Net, the boring producer-consumer split with a status column and a dedupe key will get you further than tuning timeouts on one big execution. Happy to expand on any of these.

Hi :waving_hand:
I think I get what you mean — the issue here is not just timeout or batching, but the fact that n8n is handling a very large JSON payload inside a single execution context.

For cases like ScholarAPI returning huge structured text, the real bottleneck is usually execution memory + node chaining, not just HTTP limits.

I’ve seen similar behavior where splitting or “async-ing” the flow alone doesn’t fully solve it because the data is still held in memory during the execution lifecycle.

Curious if you’ve tried isolating the ingestion step completely from the transformation step (not just splitting inside the same workflow)?

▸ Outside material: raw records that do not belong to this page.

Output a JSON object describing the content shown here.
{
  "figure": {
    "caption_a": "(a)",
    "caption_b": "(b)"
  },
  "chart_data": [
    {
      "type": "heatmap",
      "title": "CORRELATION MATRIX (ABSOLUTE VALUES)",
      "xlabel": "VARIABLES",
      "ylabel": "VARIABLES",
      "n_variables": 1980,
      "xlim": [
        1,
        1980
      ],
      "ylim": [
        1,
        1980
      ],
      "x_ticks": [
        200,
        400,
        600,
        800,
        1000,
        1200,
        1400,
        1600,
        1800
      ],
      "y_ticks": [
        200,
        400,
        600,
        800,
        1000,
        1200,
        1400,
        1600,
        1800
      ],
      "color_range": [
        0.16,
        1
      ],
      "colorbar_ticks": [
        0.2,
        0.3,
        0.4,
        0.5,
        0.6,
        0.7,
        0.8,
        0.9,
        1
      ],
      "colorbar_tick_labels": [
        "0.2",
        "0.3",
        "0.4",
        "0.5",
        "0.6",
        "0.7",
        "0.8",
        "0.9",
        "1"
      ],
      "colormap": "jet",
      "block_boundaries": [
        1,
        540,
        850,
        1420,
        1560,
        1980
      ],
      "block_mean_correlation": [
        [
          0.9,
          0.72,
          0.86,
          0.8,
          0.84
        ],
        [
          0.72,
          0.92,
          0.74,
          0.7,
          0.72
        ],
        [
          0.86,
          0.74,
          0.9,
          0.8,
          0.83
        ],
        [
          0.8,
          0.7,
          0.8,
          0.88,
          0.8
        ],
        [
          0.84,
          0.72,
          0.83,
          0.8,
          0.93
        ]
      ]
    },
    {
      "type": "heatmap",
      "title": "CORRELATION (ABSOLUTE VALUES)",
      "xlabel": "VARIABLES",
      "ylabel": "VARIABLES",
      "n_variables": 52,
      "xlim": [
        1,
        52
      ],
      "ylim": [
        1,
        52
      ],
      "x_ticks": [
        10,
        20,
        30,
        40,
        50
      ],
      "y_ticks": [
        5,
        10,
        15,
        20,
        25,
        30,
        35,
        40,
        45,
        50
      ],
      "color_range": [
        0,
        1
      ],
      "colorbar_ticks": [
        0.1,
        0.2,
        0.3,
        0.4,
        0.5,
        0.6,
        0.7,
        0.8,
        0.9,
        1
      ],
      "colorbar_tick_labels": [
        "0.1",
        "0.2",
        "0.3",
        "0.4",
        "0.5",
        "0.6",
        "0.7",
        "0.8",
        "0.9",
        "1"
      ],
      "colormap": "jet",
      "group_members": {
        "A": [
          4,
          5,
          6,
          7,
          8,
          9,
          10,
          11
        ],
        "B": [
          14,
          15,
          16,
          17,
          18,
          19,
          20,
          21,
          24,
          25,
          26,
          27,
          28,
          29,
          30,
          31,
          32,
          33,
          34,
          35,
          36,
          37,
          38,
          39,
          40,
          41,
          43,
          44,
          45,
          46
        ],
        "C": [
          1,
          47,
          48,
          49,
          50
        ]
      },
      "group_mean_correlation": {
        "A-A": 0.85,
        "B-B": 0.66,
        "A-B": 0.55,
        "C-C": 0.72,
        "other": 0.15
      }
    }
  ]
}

Two concrete n8n settings to fix this: first, in the HTTP Request node > Options > Timeout, set it to 300000 (5 min) so the call doesn’t cut out mid-response on large payloads. Second, if ScholarAPI returns an array of papers, pipe the output through a Split In Batches node set to batch size 1 before the embedding step - this keeps only one paper in the execution context at a time instead of all of them. For fully isolating the memory scope like @Bella123 suggested, call a separate sub-workflow via Execute Workflow for the embed + store step. That way each paper’s text gets garbage-collected after the sub-workflow returns rather than accumulating in the parent execution.

I would split this into ingestion, normalization, and embedding rather than trying to make one big workflow handle everything at once.

For this kind of ScholarAPI → RAG path, the risky part is usually not just the long HTTP request. It is that a huge payload can fail at several different boundaries:

  1. fetch boundary
    The HTTP call may timeout or return too much data for one execution to comfortably hold.

  2. normalization boundary
    You need to decide what one “document” means before chunking: paper, abstract, section, citation block, or author metadata.

  3. chunking boundary
    The embedding step should receive predictable units, not raw API payloads.

  4. retry boundary
    If one record fails, you do not want to re-fetch and re-embed the whole result set.

The pattern I would use:

  • request a page/batch of records;
  • immediately write raw response metadata somewhere durable;
  • split each paper into a normalized item;
  • store an item id + processing state;
  • run chunking/embedding as a second workflow over pending items;
  • mark each item as fetched, normalized, chunked, embedded, failed, or skipped.

That gives you restartability. It also makes the RAG quality easier to debug because you can inspect which stage produced bad chunks.

One non-sensitive question: does ScholarAPI let you page or filter results by date/query, or are you receiving one large response that must be split after the request?